Proprio come avevo fatto con mamma.
Alzai la testa e chiusi il libro.
Mia madre soffriva di una grave forma di depressione. Per più di due anni si è rassegnata all'idea, finché, incapace di credere alla possibilità di una guarigione, si è uccisa. Pronunciai le parole fra me e me, prima piano, e poi ad alta voce. Sembravano prive di significato.
Così mi alzai dal letto e andai in soggiorno, dove papà stava tagliando con cura una mela in otto fette, e leggeva uno dei libri che Shehnaz Saeed mi aveva spedito per corriere la settimana prima.
«Mamma si è uccisa perché era depressa e non credeva di potersi riprendere» dissi.
Papà si tolse gli occhiali, mise da parte il libro e alzò gli occhi su di me. «Sì».
Mi sedetti accanto a lui sul divano. Lui prese una fetta di mela dal piatto e me la porse. Aveva l'aria di aspettare che dicessi qualcos'altro, ma io fui sopraffatta da una curiosa sensazione di piattezza, come se ogni metafora fosse scappata via, e non restasse altro che un irriducibile, inconfutabile fatto.
«Perché ci hai messo tanto ad accettarlo?» disse alla fine, e non senza esitazione. «Pensavi che davanti alla sua morte avresti reagito come lei alla morte del Poeta?»
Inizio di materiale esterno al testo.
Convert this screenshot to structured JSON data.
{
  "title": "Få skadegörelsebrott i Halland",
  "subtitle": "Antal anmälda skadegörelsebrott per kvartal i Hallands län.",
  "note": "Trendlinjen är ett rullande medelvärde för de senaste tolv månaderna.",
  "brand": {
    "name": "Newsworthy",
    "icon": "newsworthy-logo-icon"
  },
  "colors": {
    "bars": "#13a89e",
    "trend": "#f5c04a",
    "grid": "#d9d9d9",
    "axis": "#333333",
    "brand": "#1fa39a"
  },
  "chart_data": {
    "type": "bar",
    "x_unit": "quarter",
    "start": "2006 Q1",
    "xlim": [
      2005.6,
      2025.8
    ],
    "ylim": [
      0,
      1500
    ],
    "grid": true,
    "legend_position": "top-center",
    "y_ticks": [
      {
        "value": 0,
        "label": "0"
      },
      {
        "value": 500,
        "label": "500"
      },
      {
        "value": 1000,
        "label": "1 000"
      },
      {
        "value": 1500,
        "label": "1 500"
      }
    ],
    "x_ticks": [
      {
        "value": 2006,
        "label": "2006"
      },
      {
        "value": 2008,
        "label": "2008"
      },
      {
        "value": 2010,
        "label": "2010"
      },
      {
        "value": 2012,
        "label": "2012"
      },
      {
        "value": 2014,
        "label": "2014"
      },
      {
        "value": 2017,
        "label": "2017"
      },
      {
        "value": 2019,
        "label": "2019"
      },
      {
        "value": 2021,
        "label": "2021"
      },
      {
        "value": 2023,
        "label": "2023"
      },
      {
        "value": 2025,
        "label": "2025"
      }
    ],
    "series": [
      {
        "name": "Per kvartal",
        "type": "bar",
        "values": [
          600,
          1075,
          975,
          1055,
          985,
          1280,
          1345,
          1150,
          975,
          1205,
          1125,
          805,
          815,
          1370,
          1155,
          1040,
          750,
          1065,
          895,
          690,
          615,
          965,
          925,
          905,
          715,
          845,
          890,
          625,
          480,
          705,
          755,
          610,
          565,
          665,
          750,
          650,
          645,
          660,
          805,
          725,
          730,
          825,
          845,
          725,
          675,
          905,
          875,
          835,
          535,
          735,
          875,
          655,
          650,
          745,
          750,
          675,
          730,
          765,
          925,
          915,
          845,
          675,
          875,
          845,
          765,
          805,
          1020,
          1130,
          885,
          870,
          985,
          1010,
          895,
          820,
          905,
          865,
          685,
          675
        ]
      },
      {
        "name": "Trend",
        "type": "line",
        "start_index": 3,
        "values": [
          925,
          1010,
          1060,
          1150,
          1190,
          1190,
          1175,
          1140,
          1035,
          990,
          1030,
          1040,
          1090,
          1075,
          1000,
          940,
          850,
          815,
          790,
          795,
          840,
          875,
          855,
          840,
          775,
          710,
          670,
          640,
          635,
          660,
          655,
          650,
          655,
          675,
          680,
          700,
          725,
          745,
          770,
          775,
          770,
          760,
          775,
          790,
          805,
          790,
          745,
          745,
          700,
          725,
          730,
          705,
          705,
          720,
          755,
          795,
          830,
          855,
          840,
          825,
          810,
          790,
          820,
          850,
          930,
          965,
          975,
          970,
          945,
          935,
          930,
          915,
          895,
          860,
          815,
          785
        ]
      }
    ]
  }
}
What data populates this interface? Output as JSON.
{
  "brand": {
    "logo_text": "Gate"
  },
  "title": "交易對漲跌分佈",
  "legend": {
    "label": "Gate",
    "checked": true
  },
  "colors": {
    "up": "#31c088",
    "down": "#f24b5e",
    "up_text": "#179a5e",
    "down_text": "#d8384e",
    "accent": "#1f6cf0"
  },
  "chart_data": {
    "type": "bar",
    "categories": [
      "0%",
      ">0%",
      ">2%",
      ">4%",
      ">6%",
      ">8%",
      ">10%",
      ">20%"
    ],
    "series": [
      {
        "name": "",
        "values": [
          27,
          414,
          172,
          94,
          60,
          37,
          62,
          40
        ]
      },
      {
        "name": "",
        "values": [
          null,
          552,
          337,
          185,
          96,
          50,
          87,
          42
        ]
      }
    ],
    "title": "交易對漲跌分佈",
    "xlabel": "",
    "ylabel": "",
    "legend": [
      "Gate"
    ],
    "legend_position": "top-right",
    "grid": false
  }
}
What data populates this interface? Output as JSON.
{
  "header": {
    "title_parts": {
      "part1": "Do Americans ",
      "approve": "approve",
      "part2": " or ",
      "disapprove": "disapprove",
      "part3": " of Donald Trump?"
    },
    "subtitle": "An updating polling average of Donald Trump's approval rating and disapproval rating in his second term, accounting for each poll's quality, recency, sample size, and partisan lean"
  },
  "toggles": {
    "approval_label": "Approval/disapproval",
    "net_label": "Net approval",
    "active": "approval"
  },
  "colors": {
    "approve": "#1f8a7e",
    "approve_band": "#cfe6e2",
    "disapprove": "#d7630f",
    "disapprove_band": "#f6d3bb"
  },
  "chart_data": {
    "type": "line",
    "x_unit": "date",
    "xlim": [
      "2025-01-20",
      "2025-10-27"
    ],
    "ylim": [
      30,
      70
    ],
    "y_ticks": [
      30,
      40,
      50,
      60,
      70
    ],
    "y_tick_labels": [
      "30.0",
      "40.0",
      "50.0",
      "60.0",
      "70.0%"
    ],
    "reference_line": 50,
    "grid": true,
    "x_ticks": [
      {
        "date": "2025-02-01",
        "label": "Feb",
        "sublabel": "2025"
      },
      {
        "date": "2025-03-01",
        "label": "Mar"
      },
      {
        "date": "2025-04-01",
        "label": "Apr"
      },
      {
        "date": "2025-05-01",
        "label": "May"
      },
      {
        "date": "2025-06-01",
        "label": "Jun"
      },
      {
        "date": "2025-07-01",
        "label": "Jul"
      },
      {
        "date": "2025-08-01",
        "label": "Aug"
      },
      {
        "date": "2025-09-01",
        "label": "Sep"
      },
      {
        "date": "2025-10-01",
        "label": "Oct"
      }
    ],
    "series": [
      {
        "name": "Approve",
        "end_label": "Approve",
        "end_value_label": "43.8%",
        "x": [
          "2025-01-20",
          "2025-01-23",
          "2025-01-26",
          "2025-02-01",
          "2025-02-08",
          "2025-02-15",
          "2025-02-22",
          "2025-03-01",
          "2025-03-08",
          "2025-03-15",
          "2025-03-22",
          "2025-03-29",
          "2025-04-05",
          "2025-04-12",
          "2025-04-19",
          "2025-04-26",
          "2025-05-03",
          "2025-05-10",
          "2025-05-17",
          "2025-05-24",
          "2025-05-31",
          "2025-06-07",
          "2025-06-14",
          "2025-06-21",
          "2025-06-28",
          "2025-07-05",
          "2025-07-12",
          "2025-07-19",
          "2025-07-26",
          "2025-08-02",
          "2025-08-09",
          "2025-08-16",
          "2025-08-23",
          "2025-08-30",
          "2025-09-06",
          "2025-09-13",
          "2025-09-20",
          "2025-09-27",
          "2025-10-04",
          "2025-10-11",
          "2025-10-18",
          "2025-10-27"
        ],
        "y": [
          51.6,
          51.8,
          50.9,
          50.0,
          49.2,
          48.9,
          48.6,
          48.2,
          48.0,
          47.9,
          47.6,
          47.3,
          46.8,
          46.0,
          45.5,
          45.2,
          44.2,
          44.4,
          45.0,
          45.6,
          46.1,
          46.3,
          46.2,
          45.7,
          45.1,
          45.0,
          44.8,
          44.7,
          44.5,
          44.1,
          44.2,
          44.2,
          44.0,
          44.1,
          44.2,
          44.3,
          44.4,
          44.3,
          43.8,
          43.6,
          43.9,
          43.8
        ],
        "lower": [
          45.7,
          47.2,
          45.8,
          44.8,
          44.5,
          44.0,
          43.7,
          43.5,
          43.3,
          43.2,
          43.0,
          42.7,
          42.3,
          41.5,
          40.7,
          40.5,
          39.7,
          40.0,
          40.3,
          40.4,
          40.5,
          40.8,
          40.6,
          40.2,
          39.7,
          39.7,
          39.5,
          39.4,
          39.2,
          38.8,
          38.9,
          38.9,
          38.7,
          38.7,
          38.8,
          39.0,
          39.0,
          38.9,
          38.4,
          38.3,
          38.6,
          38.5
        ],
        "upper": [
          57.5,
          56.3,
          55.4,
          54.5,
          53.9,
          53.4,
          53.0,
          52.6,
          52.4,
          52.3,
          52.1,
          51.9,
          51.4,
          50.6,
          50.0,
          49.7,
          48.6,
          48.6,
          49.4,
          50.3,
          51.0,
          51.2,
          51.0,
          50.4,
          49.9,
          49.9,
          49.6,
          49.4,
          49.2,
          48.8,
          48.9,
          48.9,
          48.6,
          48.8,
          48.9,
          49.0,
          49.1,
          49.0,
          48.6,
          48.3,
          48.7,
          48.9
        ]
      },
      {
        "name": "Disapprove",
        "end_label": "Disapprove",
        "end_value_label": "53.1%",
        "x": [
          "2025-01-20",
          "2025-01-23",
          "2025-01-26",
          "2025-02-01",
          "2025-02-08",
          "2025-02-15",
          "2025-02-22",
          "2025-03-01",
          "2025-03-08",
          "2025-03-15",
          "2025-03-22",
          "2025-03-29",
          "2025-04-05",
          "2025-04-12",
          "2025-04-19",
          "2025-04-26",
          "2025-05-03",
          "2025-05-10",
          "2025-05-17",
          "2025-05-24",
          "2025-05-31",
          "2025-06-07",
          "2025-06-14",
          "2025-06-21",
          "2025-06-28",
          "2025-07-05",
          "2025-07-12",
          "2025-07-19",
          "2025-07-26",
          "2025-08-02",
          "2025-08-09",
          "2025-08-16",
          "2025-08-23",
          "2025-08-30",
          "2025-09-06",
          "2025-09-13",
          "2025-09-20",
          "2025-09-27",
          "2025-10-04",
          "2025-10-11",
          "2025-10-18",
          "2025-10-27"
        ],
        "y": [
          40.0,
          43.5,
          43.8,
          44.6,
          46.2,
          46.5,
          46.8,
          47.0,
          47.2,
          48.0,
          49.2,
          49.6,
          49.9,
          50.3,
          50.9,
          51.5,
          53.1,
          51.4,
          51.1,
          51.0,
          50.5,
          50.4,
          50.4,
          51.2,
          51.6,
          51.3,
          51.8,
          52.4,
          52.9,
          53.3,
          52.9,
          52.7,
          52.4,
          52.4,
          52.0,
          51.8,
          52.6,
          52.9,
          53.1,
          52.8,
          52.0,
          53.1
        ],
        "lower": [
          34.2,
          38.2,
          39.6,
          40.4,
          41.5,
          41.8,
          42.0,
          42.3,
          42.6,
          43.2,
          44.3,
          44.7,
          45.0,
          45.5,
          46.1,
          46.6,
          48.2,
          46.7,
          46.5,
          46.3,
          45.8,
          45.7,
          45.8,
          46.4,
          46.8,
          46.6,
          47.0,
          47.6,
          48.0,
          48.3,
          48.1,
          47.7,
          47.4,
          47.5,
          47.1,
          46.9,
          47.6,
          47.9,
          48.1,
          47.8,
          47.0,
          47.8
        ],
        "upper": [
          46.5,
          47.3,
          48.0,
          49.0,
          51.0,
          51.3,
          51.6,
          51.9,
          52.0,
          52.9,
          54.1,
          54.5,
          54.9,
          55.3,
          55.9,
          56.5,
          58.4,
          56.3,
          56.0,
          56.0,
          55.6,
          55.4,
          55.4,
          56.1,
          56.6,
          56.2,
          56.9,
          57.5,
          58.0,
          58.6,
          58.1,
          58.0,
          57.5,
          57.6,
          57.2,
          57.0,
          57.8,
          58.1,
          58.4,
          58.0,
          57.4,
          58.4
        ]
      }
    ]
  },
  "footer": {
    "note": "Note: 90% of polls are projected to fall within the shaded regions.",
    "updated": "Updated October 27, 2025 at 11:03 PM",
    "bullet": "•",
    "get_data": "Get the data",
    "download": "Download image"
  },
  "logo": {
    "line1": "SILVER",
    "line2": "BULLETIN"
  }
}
Scossi la testa lentamente.
Tutto ciò che mia madre aveva fatto durante i miei primi quindici anni di vita, e che gli estranei consideravano segno del suo non essere una buona madre – il suo andarsene continuamente, ogni volta che seguiva il Poeta in un'altra città o in un altro paese; ogni saggio della mia scuola che perdeva perché era in prigione, o a un comizio – al tempo avevo perdonato, compreso, ne ero persino andata fiera. Queste cose potevano essere prese come segni della sua forza – forza nell'amare, nel suo essere così risoluta, nel credere nella mia capacità di capire perché non poteva essere una donna comune. Le perdonavo tutta la sua forza. Ma non potevo vedere il suo crollo per ciò che era, perché quello, per me, sarebbe stato un segno di debolezza, e l'avrei considerato un tradimento.
«Non ero disposta ad accettare che fosse umana, papà. Non ero disposta ad accettare che potesse spezzarsi».
Ecco, tutto qui: una piccola cosa, che tuttavia aveva definito ogni aspetto della mia vita. Era la conclusione da cui ero partita quando avevo cercato di capire la sua scomparsa, e da quella ero partita a ritroso, interpretando e reinterpretando le mie idee del mondo per dare alla conclusione una parvenza di plausibilità. Non mi ero fermata a considerare l'idiozia di quanto stavo facendo, nemmeno quando l'unica maniera per salvaguardare il mito da me creato era mettere a repentaglio le cose che le stavano più a cuore: la sua fede nell'attivismo e il suo amore per me.
«Il suicidio è una forma di diserzione, secondo te?» Nel dirlo mi tese la mano.